China has been eager to claim its “internet sovereignty” since the eighteenth party congress, with internet control naturally topping the central leadership’s agenda. The recently released cyber security law draft, while aiming to codify the previously scattered internet regulation policies and solidify the Cyberspace Administration’s status as the leading internet governing body, has demonstrated the country’s determination to take a more effective and concentrated approach to make cyberspace a “safe and harmonious” territory.
The draft legalises China’s use of the ‘Great Firewall’ to deny domestic citizens’ access to information the authorities deem forbidden by laws and regulations. Article 43 of the draft states that the Cyberspace Administration and relevant departments shall notify relevant organisations to adopt technological and other necessary measures to block the transmission of information that is prohibited by Chinese laws and regulations.
The draft also rationalises the internet shutdown tactics that were previously deployed during the Xinjiang riot in 2009. Article 50 of the draft promulgates the notion that in order to fulfil the need to protect national security and social public order and respond to major social security incidents, the State Council, or the governments of provinces, autonomous regions and municipalities with approval by the State Council, may take temporary measures concerning internet communication in certain regions, such as restricting it.
Furthermore, the draft imposes internet companies’ obligation to actively monitor internet users’ content and delete content that is forbidden by laws and regulations in order to prevent that information from spreading (Article 40). Failure to prevent illegal information from spreading will result in punishment including warnings, fines and even forced closure (Article 57). Law enforcement can also enlist network operators’ help for national security and criminal detection purposes (Article 23).
The draft also duplicates the stringent requirements on the real identity registration system of the NPCSC’s 2012 Decision on Strengthening Network Information Protection, according to Clement Chen, a post-doctoral fellow at the Faculty of Law, HKU. Article 20 of the draft prescribes that network operators shall require users to provide real identity information when signing service agreements to ensure the traceability of the internet content. Where users do not provide real identify information, network operators must not provide them with relevant services. Chen adds that while the draft imposes obligations to protect privacy on the ISPs, it does not impose equally comprehensive obligations on public authorities in relation to their collection and processing of personal information within the broad scope of ‘internet security maintenance’.
The draft law may cement the Cyberspace Administration’s central leadership in administering, coordinating and supervising cyberspace affairs.
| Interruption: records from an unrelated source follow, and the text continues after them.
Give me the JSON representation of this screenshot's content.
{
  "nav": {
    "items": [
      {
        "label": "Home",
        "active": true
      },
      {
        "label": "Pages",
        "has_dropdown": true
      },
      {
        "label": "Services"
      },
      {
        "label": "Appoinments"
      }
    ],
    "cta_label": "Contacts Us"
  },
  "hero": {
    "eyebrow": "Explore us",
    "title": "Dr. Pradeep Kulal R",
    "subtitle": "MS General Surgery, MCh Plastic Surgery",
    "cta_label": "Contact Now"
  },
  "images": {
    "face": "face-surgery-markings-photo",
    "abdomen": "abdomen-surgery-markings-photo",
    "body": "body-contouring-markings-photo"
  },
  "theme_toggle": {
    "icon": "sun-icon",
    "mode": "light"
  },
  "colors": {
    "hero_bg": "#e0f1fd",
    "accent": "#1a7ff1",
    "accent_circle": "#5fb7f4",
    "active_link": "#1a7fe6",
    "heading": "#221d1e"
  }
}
The Ministry of Industry and Information Technology, the Ministry of Public Security and the State Administration of Press, Publication, Radio, Film and Television may only play a subordinate role.
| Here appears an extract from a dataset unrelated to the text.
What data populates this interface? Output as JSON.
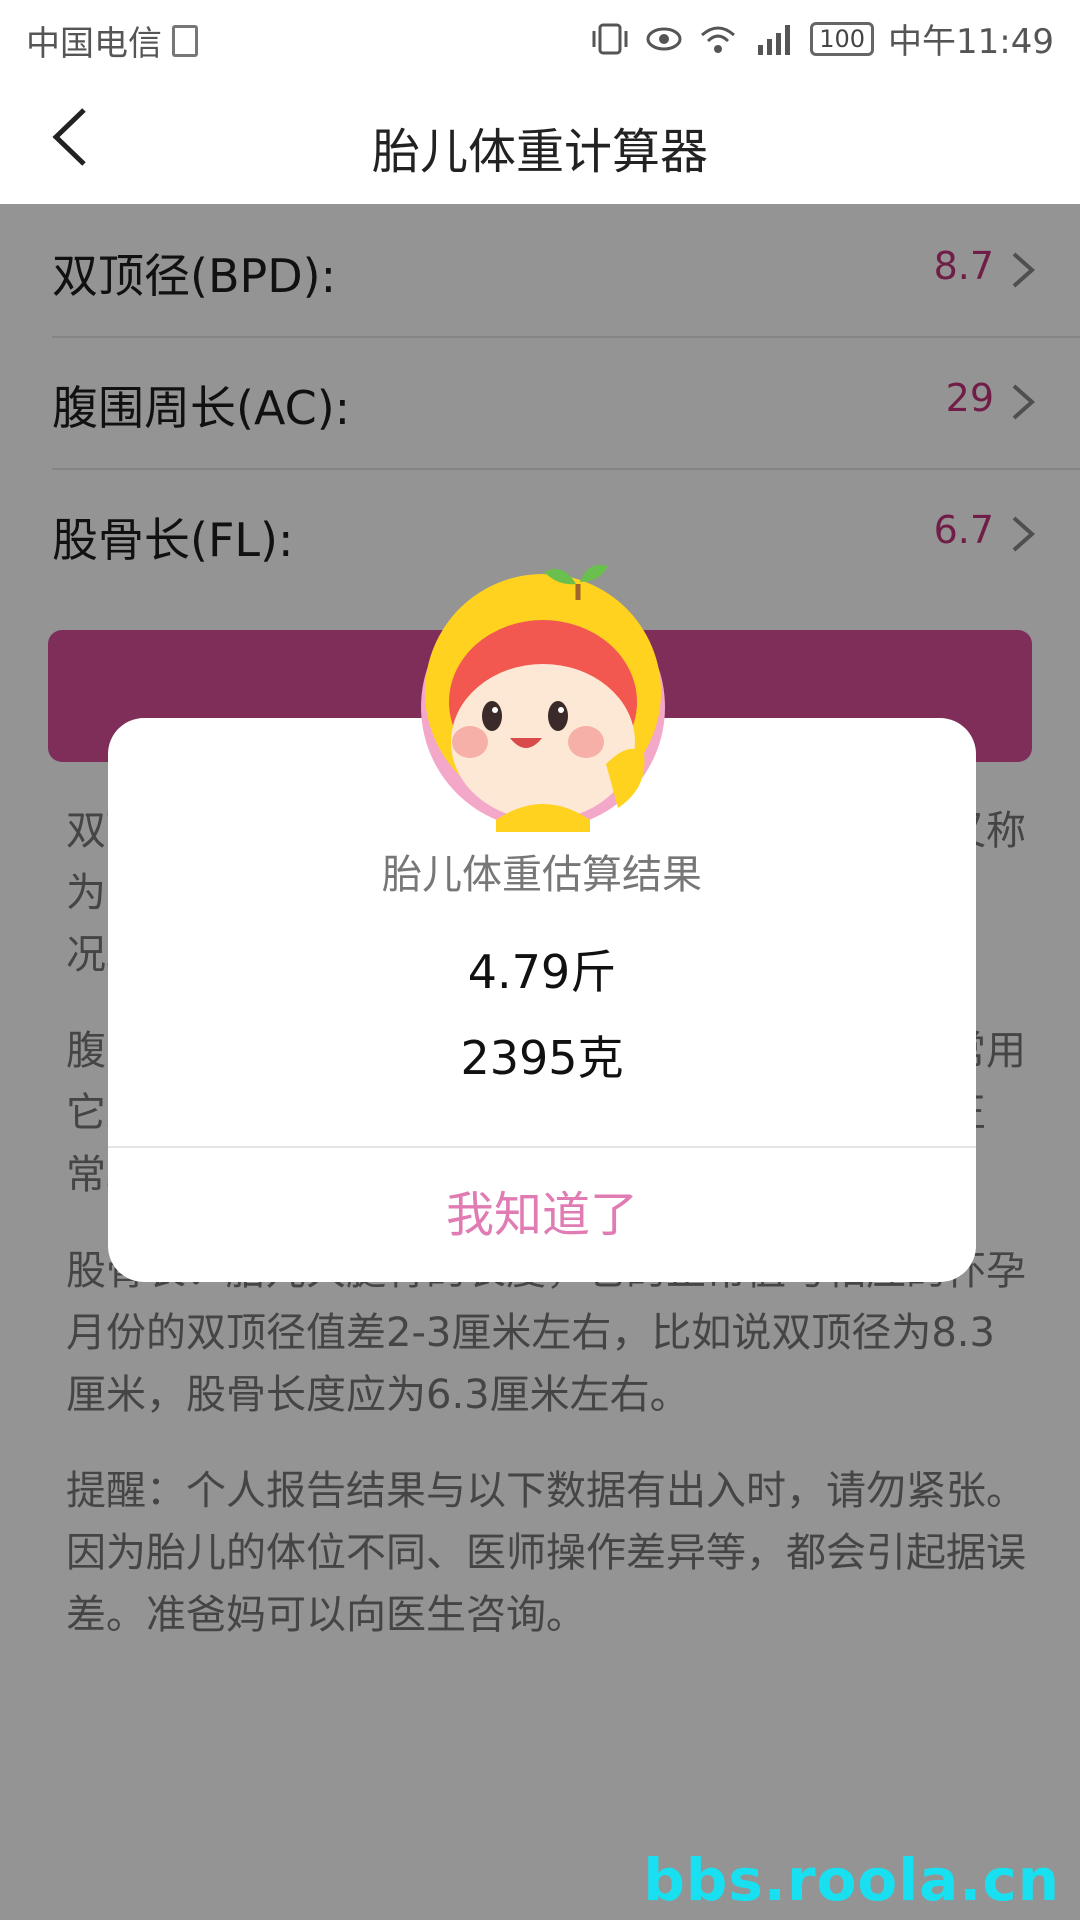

The Cyberspace Administration, or the Office of the Central Leading Group for Cyberspace Affairs, was set up in 2013 with the aim of enhancing China’s cyber security and informatisation strategies. Chinese President Xi Jinping has since served as its chairman and on many occasions has stressed that cyber security and informatisation are significant strategic issues critical to national security and development.
The Cyberspace Administration’s role has also been expanded from monitoring and censoring online content to evaluating and authorising the overseas storage and transfer of Chinese citizens’ personal information, based on Article 31 of the draft law. However, with the enhancement and expansion of the Cyberspace Administration’s role, it is unclear whether it will be subject to any form of supervision and oversight.
The draft law may be seen as China’s official response to both domestic and foreign criticisms of the current chaotic and inefficient internet control mechanisms. By codifying internet control policies and concentrating power in one body, China is likely to exert more aggressive posturing, with more efficiency, in governing domestic cyberspace.